Augustine Mukaro/Ray Matikinye
PROMINENT Zanu PF financier in Mashonaland West province, Tom Beattie, is on the verge of losing his citrus-exporting Chigwell Estate near
Chegutu as government has resolved to subdivide his land to resettle A2 farmers.
Documents in the possession of the Zimbabwe Independent show that Zanu PF has turned its back on Beattie for his “intransigence” and subdivided Chigwell into 16 plots for A2 farmers as punishment for “failing to recognise the authenticity of offer letters”.
Six of the beneficiaries are listed as being employees in the President’s Office.
Beattie is also set to lose proceeds from his crop, worth more than $50 billion, to deputy Information minister Bright Matonga.
In a letter to the director of the Civil Division of the AG’s office, dated March 26, the secretary for Lands directed that Chigwell Estate be subdivided into small plots with Matonga as the main beneficiary.
The decision to completely dispossess Beattie was arrived at after a follow-up visit to Mashonaland West by a high-powered Lands ministry entourage.
The letter says: “The Ministry (of Lands) would like to advise that following a follow-up visit to the province that was undertaken on February 13 by the honourable ministers (Didymus) Mutasa and (Flora) Buka, the secretary, principal director, director resettlement, national taskforce and land inspectorate, the provincial lands committee and the district lands committee directed that:
l “Mr Beattie only recovers input costs incurred on the current crop;
l “all profits realised from the crop be allotted to Mr Matonga; and,
l “that there be peaceful co-existence whilst Mr Beattie’s future was being decided.”
Beattie has been embroiled in a long legal battle with Matonga over the occupation of the farmhouse and workshop. Beattie has taken Matonga to court for harvesting and selling 200 tonnes of soyabeans Beattie had planted.
Matonga pocketed the proceeds estimated at $50 billion as the Lands ministry directed that Beattie only recover input costs incurred on the current crop and all profits realised from the crop be allotted to Matonga.
The letter says the decision was taken after it was established that Beattie had been resisting the presence of Matonga and other A2 farmers allocated land on the farm.
Beattie however dismissed the documents as fake and claimed they were the work of corrupt officials in the Lands ministry.
He said Lands minister Mutasa had given him assurances of continued tenure on his side of Chigwell Estate.
“Mutasa told me to respect Matonga’s offer letter because it was a government document and that the soya and seed maize crop was mine and that I could give a portion of the proceeds to the deputy minister,” Beattie said yesterday.

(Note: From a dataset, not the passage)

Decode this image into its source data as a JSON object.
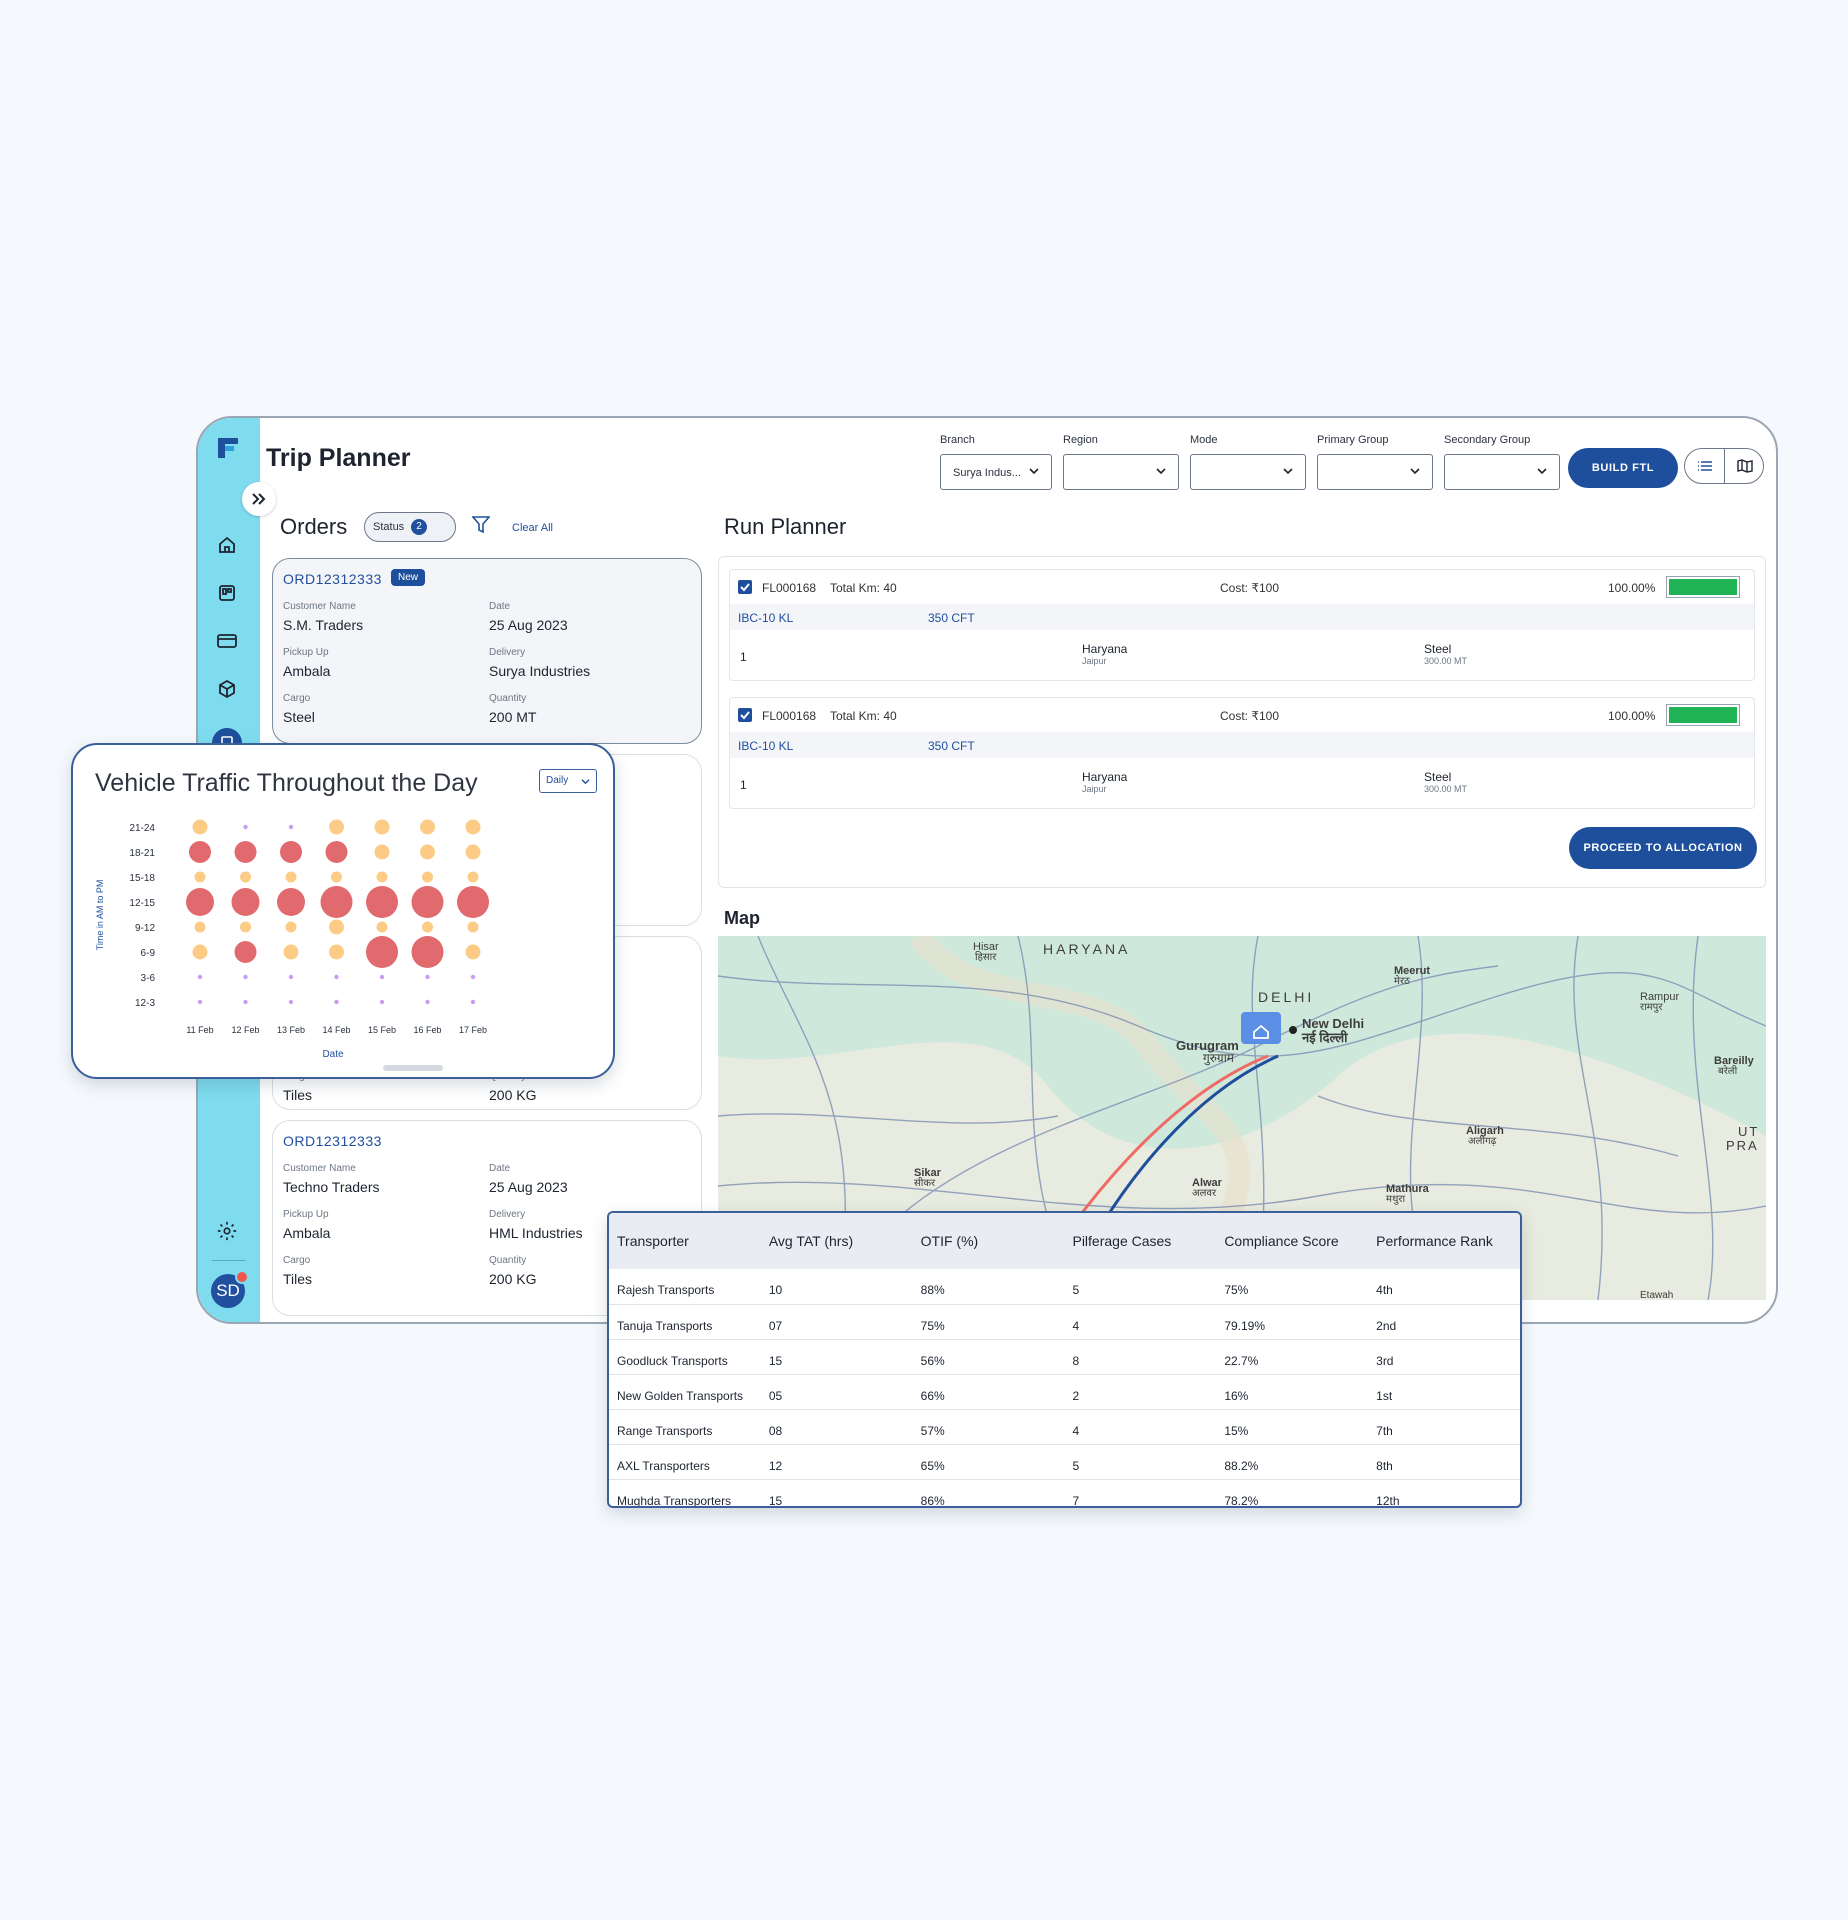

“He (Mutasa) also said the workshop was mine but I could share it with Matonga or repair his equipment when he asks me to.”
But Matonga denied any wrongdoing and scoffed at Beattie’s assertions saying the farmer had no reason to remain at Chigwell.
He produced several official letters from the Civil Division of the AG’s office and Lands ministry relating to the legal wrangle over ownership of the estate, the disputed boundary, and ownership of other assets including the workshops dating back to October 2005.
On the issue of the crop he is said to have sold to the GMB, Matonga said he had written to Beattie to invoice him for the cost of inputs that he had incurred as directed by the lands committee and was yet to get a response.
“I have followed every official and legal route possible to resolve the issue,” Matonga said. “But Beattie seems unprepared to let go despite overwhelming evidence against him.”
Matonga denied that feuding Zanu PF factions in Mashonaland West were using him as a pawn in the succession battle.
“People have said I am being used by Minister (Ignatious) Chombo,” Matonga said. “I have heard those claims before but why would I be used by someone when I am a deputy minister?”
Beattie, who has been on the property since 1983, donates generously to community projects and financed campaign programmes for Zanu PF candidates. He has a framed letter from President Robert Mugabe prominently displayed in his office.
“On behalf of my wife and family, and indeed my own behalf, I wish to express my heartfelt thanks and appreciation to you for a handsome gift of three beasts and two sheep given to us during our wedding ceremony. The gift would certainly constitute part of the founding herd of our family’s future livestock,” the letter reads. It is signed: “Yours Sincerely RG Mugabe, President of the Republic of Zimbabwe”.
Mugabe wed First Lady Grace in 1996.
Beattie also said he had donated 13 000 hectares to the government for resettlement since 1983, well before
the fast-track land reform started in 2000.